More attention should be paid to the differential diagnosis of cystic space occupying lesions in the liver. In this case, preoperative ultrasound, CT, and MR did not indicate hepatic hydatid cyst, and the elevated eosinophils in the blood routine of the patient did not attract the attention of clinicians, resulting in preoperative misdiagnosis as simple hepatic cyst. Due to the timely change of treatment methods after intraoperative laparoscopic exploration, the adverse clinical results caused by fluid leakage, which may be caused by puncture and other operations, were avoided. For cystic space occupying lesions with complicated liver conditions, multiple examination methods including MRI, serology and immunoassay should be combined to improve the diagnostic rate. In this case, it was because of the complicated situation of cystic lesions in the lower margin of the right liver lobe that laparoscopic exploration was decided, instead of direct puncture and drainage guided by ultra-sound to deal with cystic lesions, so as to avoid the possibility of strong allergic reaction caused by the leakage of cystic fluid. In patients with cystic liver disease, it is still a challenge for surgeons to make a clear diagnosis and adopt appropriate treatment. This case can provide some references for the future treatment of cystic liver lesions.
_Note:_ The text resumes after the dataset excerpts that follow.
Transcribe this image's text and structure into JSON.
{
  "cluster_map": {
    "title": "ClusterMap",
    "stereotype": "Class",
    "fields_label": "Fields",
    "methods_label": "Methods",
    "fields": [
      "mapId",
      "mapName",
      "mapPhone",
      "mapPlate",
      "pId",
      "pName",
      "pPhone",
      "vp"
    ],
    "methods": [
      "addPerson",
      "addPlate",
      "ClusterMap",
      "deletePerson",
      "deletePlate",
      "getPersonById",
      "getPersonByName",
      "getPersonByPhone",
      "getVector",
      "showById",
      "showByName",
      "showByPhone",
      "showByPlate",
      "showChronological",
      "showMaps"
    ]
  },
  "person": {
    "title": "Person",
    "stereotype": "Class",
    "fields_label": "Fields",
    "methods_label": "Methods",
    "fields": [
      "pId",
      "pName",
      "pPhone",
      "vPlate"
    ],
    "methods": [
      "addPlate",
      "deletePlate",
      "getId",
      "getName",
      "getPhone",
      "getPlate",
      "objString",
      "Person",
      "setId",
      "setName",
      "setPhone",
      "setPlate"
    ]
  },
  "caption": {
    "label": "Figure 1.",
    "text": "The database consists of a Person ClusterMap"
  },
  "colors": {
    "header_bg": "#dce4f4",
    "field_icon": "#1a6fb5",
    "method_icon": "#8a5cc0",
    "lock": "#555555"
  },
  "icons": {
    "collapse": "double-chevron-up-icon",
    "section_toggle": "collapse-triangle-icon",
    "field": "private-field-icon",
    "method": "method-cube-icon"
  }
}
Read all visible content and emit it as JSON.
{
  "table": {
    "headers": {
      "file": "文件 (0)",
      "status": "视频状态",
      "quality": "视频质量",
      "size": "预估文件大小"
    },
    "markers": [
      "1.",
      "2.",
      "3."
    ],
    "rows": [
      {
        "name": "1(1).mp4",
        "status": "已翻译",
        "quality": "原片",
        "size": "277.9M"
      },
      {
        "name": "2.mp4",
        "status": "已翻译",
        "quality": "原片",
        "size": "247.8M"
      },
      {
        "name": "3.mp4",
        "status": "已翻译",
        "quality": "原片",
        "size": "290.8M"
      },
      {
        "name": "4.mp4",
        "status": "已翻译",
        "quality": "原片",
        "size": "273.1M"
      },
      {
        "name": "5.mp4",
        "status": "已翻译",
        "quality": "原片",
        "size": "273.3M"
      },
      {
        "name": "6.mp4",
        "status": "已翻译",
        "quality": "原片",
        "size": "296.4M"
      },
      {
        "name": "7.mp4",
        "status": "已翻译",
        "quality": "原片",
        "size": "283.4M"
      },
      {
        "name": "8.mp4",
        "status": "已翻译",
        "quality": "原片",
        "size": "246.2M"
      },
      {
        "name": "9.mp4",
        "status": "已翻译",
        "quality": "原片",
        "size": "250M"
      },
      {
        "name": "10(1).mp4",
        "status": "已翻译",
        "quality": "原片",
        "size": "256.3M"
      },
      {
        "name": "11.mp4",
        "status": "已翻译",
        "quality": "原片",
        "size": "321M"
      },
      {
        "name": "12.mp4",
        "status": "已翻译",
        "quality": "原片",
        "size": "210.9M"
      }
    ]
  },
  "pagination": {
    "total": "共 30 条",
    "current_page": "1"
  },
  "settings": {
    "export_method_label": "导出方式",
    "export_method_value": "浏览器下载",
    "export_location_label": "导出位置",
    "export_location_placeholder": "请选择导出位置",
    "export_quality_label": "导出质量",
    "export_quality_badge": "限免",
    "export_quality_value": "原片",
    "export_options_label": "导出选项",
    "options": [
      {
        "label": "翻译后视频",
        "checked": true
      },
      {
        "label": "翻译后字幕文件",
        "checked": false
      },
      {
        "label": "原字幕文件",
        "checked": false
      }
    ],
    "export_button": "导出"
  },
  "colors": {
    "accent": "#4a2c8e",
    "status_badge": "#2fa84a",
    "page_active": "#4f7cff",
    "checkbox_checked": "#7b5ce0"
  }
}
FiguresFigure 1.. (A–C) July 30, 2019 re-examination of computed tomography in our hospital showed that multiple round low-density shadows could be seen in the left lobe and the front segment of the right lobe, with blurred boundaries, and the larger one was about 3.9×3.8 cm, which was diagnosed as multiple liver cysts. The arrow in A shows a hepatic hemangioma. The arrow in B shows the hepatic hydatid. Figure 2.. (A–D) September 5, 2019 re-examination of magnetic resonance imaging showed that there were multiple round, long T1 signal and T2 signal, high STIR signal in the anterior upper segment of the right lobe and the lateral segment of the left lobe. The larger one was located in the segment of the right lobe, about 4.9×4.8×3.5 cm. The lesion’s margin of the right anterior upper segment and the left lateral segment of the liver was slightly enhanced at arterial phase, significantly enhanced at the substance phase and portal phase, while the remaining lesions were not significantly enhanced. It was diagnosed as multiple intrahepatic hemangiomas and multiple hepatic cysts. Hepatic hydatid is shown at the arrow. Figure 3.. During the operation, laparoscopic exploration revealed that there were three circle-like firm and rubbery masses at the lower margin of the right lobe of the liver, which suggested the possibility of hepatic hydatid cyst. Figure 4.. The postoperative specimen was a thick-walled firm and rubbery cystic mass containing yellow viscous cystic fluid. Figure 5.. Postoperative pathology showed chronic granulomatous inflammation of the liver accompanied by coagulative necrosis and cystic changes, with a few scolex, which was considered as hepatic hydatid cysts.